知了在枝葉間煩躁不安地喧噪著難以忍受的酷熱,有一隻鳥不知受了什麽驚嚇,驚惶地叫著,劃過天空,消失于明晃晃的天邊。熊大縝被那個叫史建勛的戰士押解著,裹挾在浩蕩的隊伍裏向西涌去。

沒走多久,傷痛讓熊大縝無法跟上隊伍的速度,慢慢落在了後面。"快走,磨蹭什麽?想逃跑啊?"史建勛一聲斷喝。熊大縝卻站住了,轉過身,打量著史建勛:"你叫什麽名字?""問什麽,你,走!"史建勛把槍從肩上拿下來,握在手裏。熊大縝卻沒有動:"別那麽凶,好不好?""對你這種漢奸特務,還用得著客氣?"史建勛滿臉的橫肉顯出一種凶狠。"你說我是漢奸特務?""就是!""放屁!我是冀中軍區供給部部長,你手裏的槍和子彈都是我造的。""我隻知道你是漢奸特務!""我不是!"熊大縝氣得臉色蒼白。"就是!,走,再不走,我斃了你!"史建勛一拉槍栓,發出一聲清脆的撞擊聲。這響聲在這酷熱的田野上,顯得異常的刺耳。熊大縝心頭一動,這響聲多麽熟悉,他為了檢驗子彈的射程和效力,曾無數次地拉動槍栓,那槍栓撞擊的聲音讓他有一種說不出的快意。史建勛用槍桿頂著熊大縝:"走!"

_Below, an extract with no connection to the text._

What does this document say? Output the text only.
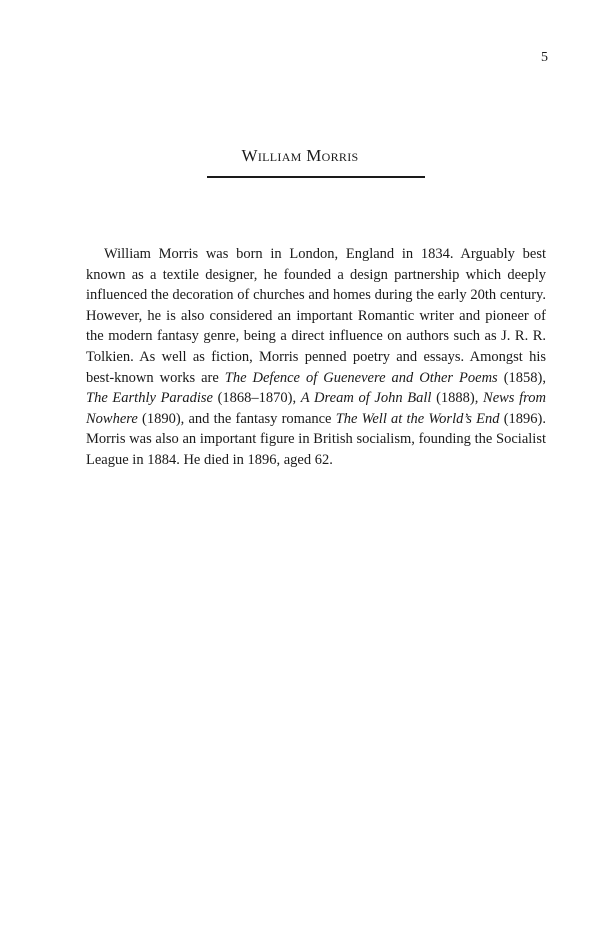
5
William Morris

William Morris was born in London, England in 1834. Arguably best known as a textile designer, he founded a design partnership which deeply influenced the decoration of churches and homes during the early 20th century. However, he is also considered an important Romantic writer and pioneer of the modern fantasy genre, being a direct influence on authors such as J. R. R. Tolkien. As well as fiction, Morris penned poetry and essays. Amongst his best-known works are The Defence of Guenevere and Other Poems (1858), The Earthly Paradise (1868–1870), A Dream of John Ball (1888), News from Nowhere (1890), and the fantasy romance The Well at the World’s End (1896). Morris was also an important figure in British socialism, founding the Socialist League in 1884. He died in 1896, aged 62.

熊大縝眼裏驟然亮起的一絲光芒又黯然下去,轉達過身,艱難地移動著腳步,望著塵土飛揚的田野,重又感覺到那種難以言喻的悲愴。

其實這種情緒在他被關押的那天夜裏,就一直藏在心裏。

1939年的春天,國共合作急劇惡化,各根據地都成立了鋤奸部,發起了一場旨在清洗漢奸特務的鋤奸運動。一次,熊大縝批評一個下屬,而這位下屬偏又是他中學同學,由于言辭有些過分,這位同學氣急得亂罵,甚至是罵他是漢奸特務,被人聽見,很快報告給軍區鋤奸部。鋤奸部懷疑軍區內有一個特務組織,軍需供給部是它的大本營,而熊大縝無疑是首要分子。在一個風平浪靜的深夜,熊大縝等一百多人被抓緊了起來。這麽多知識分子被抓,引起了中央的重視,派彭真等人去復查。復查的結論是:逼供證據不足為憑,鋤奸擴大化應予以糾正。結果是:熊大縝尚需進一步審查外,其餘人員全部釋放。

陽光越來越毒了,汗水濕透了熊大縝有些骯髒的衣衫,傷口被汗水一浸,揪心的痛。他虛弱得有些走不動了,但面對滿臉凶氣的戰士和他的槍口,熊大縝咬著牙,一步一步地往前走。

突然,他的眼前閃過一道亮光,一眨眼又不見了。奇怪,熊大縝心裏叫一聲站住了,不斷地變換著視角,終于看到了一顆金黃黃的子彈躺在塵土裏,被陽光一照,反射出耀眼的光芒。他似乎忘記了疼痛,沖動地撲過去,撿起那顆子彈,捧在手裏,用衣衫擦拭著子彈上的塵土。多好的一顆子彈啊!熊大縝禁不住感嘆一聲。

"幹什麽?"史建喝一聲。"子彈,看看,多好的子彈!一看就知道是我們的兵工廠造的。"熊大縝孩子似的絮叨著,臉上竟有一絲沉迷。

史建勛一把奪過子彈,看了看,然後把子彈放進口袋裏:"走,快點!"熊大縝一下子茫然了,有些無措地站在那裏,看著史建勛竟說不出話來。"走啊!""你得答應我,用它消滅一個鬼子。""這是我的事。""不,你得答應我!""用不著你指使我,再哆嗦,別怪我不客氣。"史建勛猛地用槍一頂熊大縝的身子。熊大縝一個趔趄,跌倒在地上,濺起一片塵土,在毒得有些難以忍受的陽光裏飛揚開去……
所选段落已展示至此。